Maryland Gov. Larry Hogan on Monday revoked the authority of county officials to mandate schools close amid a clash with local health officials.

Local health officials in Maryland's Montgomery County last week made the decision to keep private and parochial schools closed through October for in-person learning, arguing that having students in the classroom would present a danger to pupils and teachers as the state grapples with COVID-19.

But Hogan amended an emergency executive order, which he issued April 5, that allowed local health departments to have the authority to close any individual facility deemed to be unsafe. He called the Montgomery County mandate "overly broad."
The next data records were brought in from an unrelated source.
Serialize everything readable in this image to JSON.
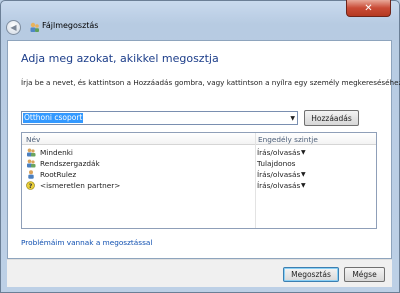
{
  "window": {
    "title": "Fájlmegosztás",
    "close_glyph": "✕",
    "back_glyph": "◀"
  },
  "dialog": {
    "heading": "Adja meg azokat, akikkel megosztja",
    "instruction": "Írja be a nevet, és kattintson a Hozzáadás gombra, vagy kattintson a nyílra egy személy megkereséséhez.",
    "name_input": {
      "value": "Otthoni csoport"
    },
    "add_button": "Hozzáadás",
    "table": {
      "headers": {
        "name": "Név",
        "permission": "Engedély szintje"
      },
      "rows": [
        {
          "name": "Mindenki",
          "permission": "Írás/olvasás",
          "has_dropdown": true,
          "icon": "users-icon"
        },
        {
          "name": "Rendszergazdák",
          "permission": "Tulajdonos",
          "has_dropdown": false,
          "icon": "users-icon"
        },
        {
          "name": "RootRulez",
          "permission": "Írás/olvasás",
          "has_dropdown": true,
          "icon": "user-icon"
        },
        {
          "name": "<ismeretlen partner>",
          "permission": "Írás/olvasás",
          "has_dropdown": true,
          "icon": "unknown-user-icon"
        }
      ]
    },
    "help_link": "Problémáim vannak a megosztással",
    "buttons": {
      "share": "Megosztás",
      "cancel": "Mégse"
    },
    "dropdown_glyph": "▼"
  },
  "colors": {
    "heading": "#1d3e8a",
    "link": "#0f4fb0",
    "selection": "#3399ff",
    "close_button": "#c94b36"
  }
}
"The recovery plan for Maryland public schools stresses local flexibility within the parameters set by state officials," Hogan said in a statement. "Over the last several weeks, school boards and superintendents made their own decisions about how and when to reopen public schools, after consultation with state and local health officials."
https://www.foxnews.com/politics/mar...irtual-schools


Health officials were the ones who made the decision.

I am 100% certain Hogan only did this at the WH bidding bc of the optics of Trumps son Barron having to do virtual school.

If Barron had gone to a private school in NoVa .. I guarantee Hogan wouldnt have done this. I voted for Hogan but cutting the money for the new PG Hospital and this ... to bad the maryland dems decided to go with an unelectable candidate last go around.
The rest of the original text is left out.